Старик поднял дрожащую левую руку, перекрестил Софью двуперстием и ответил:
– И вам, гостюшки дорогие. Зачем пожаловали?
– Мы с телевиденья. Передачу снимаем об исцелении Леши Краюхина.
– Помню мальца, – слабым голосом ответил старец. – Неходячий был. Ходит теперь?
– Ходит! – радостно отозвалась ведущая. – Вашими стараниями! Откуда дар у вас такой, дедушка?
Старец протяжно вздохнул.
– Да вот, одно Господь забрал, другое взамен дал, – он поднял левую руку: – В этих перстах Божий дар теплится. А вот эти, – дотронулся до согнутой правой руки, – и не чую вовсе. Да не ведает шуйца твоя, что творит десница твоя.
Захарий цитировал Священное Писание, только на старославянский манер. Павел вспомнил медные кресты и темные образа в доме знахарки Ефимии: вера – лучший друг и оружие любого шарлатана.
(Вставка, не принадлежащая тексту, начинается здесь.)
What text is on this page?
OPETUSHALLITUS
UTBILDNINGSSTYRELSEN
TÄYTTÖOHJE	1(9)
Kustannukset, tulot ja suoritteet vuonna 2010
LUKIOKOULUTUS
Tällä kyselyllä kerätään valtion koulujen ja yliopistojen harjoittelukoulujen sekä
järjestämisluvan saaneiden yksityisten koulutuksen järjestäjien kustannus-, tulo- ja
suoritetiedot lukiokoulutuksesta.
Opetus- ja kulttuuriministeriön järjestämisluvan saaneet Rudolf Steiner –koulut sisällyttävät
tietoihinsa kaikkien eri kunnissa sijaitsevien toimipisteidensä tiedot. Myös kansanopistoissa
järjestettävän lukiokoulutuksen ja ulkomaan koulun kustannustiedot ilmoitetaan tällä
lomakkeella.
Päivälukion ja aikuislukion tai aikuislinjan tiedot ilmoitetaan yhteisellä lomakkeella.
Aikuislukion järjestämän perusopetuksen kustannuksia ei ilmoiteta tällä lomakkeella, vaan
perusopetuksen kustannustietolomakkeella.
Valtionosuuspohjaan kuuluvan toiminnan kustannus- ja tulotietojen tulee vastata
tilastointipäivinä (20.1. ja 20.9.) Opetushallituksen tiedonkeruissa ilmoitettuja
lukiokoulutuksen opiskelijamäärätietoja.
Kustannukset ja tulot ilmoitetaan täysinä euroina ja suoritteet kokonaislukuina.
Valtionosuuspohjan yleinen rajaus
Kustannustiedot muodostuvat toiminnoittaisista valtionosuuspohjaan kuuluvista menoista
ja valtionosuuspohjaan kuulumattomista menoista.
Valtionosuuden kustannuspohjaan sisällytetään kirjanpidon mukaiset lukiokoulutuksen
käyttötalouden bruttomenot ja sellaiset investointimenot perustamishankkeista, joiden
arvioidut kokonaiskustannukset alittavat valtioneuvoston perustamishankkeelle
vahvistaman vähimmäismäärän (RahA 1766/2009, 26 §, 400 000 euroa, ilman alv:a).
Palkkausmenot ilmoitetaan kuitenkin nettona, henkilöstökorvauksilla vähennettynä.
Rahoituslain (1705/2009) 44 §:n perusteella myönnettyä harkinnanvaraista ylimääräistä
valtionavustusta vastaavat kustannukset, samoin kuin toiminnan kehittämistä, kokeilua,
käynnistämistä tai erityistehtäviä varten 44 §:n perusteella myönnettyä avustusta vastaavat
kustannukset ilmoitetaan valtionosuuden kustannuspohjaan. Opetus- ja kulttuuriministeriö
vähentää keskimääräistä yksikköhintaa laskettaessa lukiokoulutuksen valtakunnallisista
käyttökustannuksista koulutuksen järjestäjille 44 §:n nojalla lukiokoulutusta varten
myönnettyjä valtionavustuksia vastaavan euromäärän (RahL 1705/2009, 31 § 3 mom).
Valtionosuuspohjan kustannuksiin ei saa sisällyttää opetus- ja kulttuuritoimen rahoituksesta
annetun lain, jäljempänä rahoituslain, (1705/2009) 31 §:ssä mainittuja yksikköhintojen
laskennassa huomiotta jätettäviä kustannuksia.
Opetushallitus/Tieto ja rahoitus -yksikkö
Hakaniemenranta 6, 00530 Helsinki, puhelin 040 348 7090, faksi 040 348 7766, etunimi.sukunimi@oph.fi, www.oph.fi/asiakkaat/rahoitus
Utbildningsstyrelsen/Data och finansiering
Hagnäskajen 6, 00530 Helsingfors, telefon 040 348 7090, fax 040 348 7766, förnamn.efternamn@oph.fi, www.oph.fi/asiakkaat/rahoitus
Только не покидало ощущение, что в избе старца чего-то не хватало.
– Как вы живете здесь, дедушка? – спросила Софья.
– Так и живу. Хорошо, люди добрые помогают по хозяйству. Вот Маланья, например, – Захарий поманил женщину здоровой рукой. – Подойди, сестра. Подойди, не бойся. Сядь сюды.
Маланья присела, все так же теребя засаленные концы кушака. Захарий погладил ее по плечу, она не отстранилась, прижалась доверчиво. Куда подевалось прежнее недружелюбие?
– Бесом девка маялась, – пояснил старец. – Скажи, Маланья, сколько в тебе бесов сидело?
– Шесть… – блеклым голосом ответила женщина.
– Ше-есть, – протянул Захарий. – Дьявольское число. А скажи, Маланья, откуда они в тебе народились?
– Грешила я, батюшка, – залепетала женщина, уставившись в пол. – Телом торговала. От плода избавилась, а потом новый плод родился, сатанинский.
– А теперь-то как? Мучают бесы?
Маланья мотнула головой.
– Нет. Как ты мне на чрево ладонь наложил, так я тут же бесовским бременем разрешилась. Одному Господу я теперь служу, да еще тебе, батюшка.
Старец заулыбался, погладил женщину по спине.
– Так, моя хорошая. Так. Ну, ступай теперь.
Маланья встала со скамьи, по-прежнему не глядя в камеру, скользнула в тень.
– Так и живем, – вздохнул Захарий. – Ты-то, девка, тоже городская. Тоже в тебе, поди, черви клубятся. Во всех вас, мирских да пришлых, червоточина…
По спине Павла мазнуло холодком. Он понял, чего не хватало в избе старца – на стенах не было икон.
План снова поменялся. Теперь Софья стояла у покосившегося плетня, а ее крашеные волосы трепал ветер.
– Многие из тех, кого исцелил Захарий, остались в Доброгостове, – ведущая указала на одинаковые аккуратные срубы. – По примеру старца люди бежали от мира и зажили отшельниками. Что заставило их пожертвовать благами цивилизации? Ответа на этот вопрос нет. «Рыбари Господни», или как их называют местные, Краснопоясники, наотрез отказались разговаривать с журналистами. На собрание общины тоже попасть не удалось. Однако мы заполучили ценную запись: ее украдкой сделал один из родственников девушки, над которой проводился обряд экзорцизма. Просьба отойти от экранов впечатлительным людям, детям и беременным женщинам: следующие кадры повергнут вас в шок!
Экран погас и оставался темным несколько секунд. Затем по нему замельтешили разноцветные мушки, изображение запрыгало – видимо, действительно снималось из-под полы. Потом Павел увидел людей в белых балахонах: они стояли полукругом, воздев руки в молитве. Павел покрутил настройки слухового аппарата, но вскоре понял, что на записи не было звука изначально.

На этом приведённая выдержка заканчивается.